The distinctions are almost entirely arbitrary, and this is really just another "no true Scotsman" argument, with some "free software" angst tossed in for good measure.


> The key with a mainframe architecture is abstraction between the components, separate memory spaces, no memory mapped IO, etc.

That's what the video was about. That the every component is in a little box with its own OS that communicates via some defined ABI with the box that happens to run Linux that runs your apps.


The talk mentioned in article is ignoring one thing, the people who buy that stuff and want to build "just some compute" want to have a black box to talk to, send their IO requests and get their data back in.

Now that's not to say that part shouldn't be open, but really integrating it into "one OS" isn't that beneficial.

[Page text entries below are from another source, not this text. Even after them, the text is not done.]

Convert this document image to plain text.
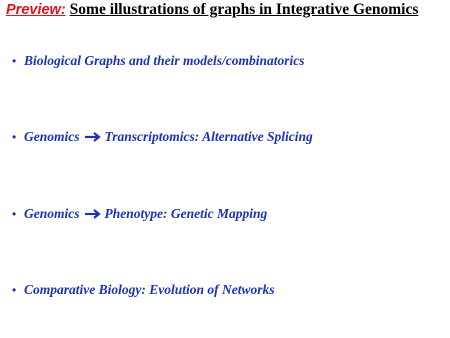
Preview: Some illustrations of graphs in Integrative Genomics
• Biological Graphs and their models/combinatorics
• Genomics Transcriptomics: Alternative Splicing
• Genomics Phenotype: Genetic Mapping
• Comparative Biology: Evolution of Networks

Making that open would result in majority (sans GPU and maybe DSP) of the system still run "a tiny piece of code that provides interface for the bigger OS to do its job". About only place where user wants the integration is between compute elements (GPU/CPU/DSP) and even that is mostly just "provide API to the applications", OS can't abstract away interface to make work happen seamlessly, the best it can do is to pass it to the userspace app in consistent way.

I think "just" the open part would be enough honestly. Then the OS stops being limited to interface baked into closed blob and the open driver can innovate on that together with the OS.


I'm not a huge buyer of the "your phone is like a mainframe in your pocket" thing.

Maybe there's deep historical similarities but I think your phone is so much more powerful than most mainframes ever were that the analogy seems misplaced.

Also the software has, well nothing in common at any practical level.

Altogether I don't really see any parallel between phones and mainframes except they're both computers and both run a distant descendant of unix. And I don't recall that many mainframes running unix or even TCP/IP.

They're similar in that they are computers but hey lots of things are.